The equilibrium constant expression for the given reaction is:
Kc = [B]^2 / [A]
We know the value of Kc (8.54 x 10^-6) and the initial concentration of A (4.30 M). We need to determine the concentration of B at equilibrium.
Let's assume x mol/L of A is converted into B at equilibrium.
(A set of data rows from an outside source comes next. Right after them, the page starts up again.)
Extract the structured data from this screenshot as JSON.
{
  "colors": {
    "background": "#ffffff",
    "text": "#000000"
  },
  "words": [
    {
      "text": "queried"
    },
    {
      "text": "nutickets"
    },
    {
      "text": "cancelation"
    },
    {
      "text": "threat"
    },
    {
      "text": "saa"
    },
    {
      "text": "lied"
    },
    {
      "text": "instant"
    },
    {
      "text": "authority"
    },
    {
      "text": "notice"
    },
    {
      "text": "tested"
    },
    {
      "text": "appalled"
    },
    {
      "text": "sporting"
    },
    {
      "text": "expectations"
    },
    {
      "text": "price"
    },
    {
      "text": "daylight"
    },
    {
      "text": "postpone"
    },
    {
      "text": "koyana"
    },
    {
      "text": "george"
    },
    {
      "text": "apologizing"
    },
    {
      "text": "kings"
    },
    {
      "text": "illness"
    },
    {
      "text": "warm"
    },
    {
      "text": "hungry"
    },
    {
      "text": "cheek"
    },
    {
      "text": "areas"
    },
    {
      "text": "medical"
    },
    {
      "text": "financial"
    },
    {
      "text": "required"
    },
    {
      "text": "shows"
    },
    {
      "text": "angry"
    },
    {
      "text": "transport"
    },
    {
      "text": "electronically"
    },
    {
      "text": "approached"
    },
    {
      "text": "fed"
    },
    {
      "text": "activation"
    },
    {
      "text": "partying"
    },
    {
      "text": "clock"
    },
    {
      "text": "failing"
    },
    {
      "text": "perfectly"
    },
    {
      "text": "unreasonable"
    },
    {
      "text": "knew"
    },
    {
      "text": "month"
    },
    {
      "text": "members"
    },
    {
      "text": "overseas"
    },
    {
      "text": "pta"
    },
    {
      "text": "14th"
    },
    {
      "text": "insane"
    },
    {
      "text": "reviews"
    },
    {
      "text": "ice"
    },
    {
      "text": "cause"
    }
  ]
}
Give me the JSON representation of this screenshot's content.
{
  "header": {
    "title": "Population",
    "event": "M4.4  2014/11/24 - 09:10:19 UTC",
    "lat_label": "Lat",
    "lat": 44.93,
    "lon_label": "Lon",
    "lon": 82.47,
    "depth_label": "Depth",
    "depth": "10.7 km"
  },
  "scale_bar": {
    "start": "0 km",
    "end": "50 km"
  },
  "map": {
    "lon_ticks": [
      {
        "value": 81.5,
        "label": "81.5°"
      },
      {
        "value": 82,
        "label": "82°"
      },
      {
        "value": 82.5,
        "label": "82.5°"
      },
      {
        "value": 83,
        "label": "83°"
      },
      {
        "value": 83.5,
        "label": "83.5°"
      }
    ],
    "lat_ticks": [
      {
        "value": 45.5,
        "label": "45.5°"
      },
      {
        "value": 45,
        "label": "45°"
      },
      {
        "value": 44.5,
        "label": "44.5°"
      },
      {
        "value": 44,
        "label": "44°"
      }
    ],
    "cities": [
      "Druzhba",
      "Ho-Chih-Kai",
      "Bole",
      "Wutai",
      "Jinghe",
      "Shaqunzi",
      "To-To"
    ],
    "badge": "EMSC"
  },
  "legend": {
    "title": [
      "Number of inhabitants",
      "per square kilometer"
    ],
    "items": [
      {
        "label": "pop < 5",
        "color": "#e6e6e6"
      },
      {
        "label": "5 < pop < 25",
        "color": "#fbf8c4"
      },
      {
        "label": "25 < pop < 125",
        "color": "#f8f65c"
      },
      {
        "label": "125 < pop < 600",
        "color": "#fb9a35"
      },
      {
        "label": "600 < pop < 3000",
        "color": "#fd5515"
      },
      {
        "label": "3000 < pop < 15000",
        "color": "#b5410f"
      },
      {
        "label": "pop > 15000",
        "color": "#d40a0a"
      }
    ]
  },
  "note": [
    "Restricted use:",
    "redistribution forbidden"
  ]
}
As a result, 2x mol/L of B will be formed.
The concentration of A at equilibrium will be (4.30 - x) mol/L.
The concentration of B at equilibrium will be 2x mol/L.
Using these concentrations in the equilibrium constant expression, we can set up the equation:
Kc = (2x)^2 / (4.30 - x)
Simplifying the equation:
8.54 x 10^-6 = 4x^2 / (4.30 - x)
Cross-multiplying and rearranging the equation:
8.54 x 10^-6 * (4.30 - x) = 4x^2
Now we have a quadratic equation. We can multiply both sides by 4x and rewrite it in standard form:
34.16 x 10^-6 - x * 8.54 x 10^-6 = 4x^2
34.16 x 10^-6 - 8.54 x 10^-6 * x = 4x^2
4x^2 + (8.54 x 10^-6 * x) - 34.16 x 10^-6 = 0
Now, we can solve this quadratic equation to find the value of x. Once we have the value of x, we can calculate the concentration of B at equilibrium using 2x.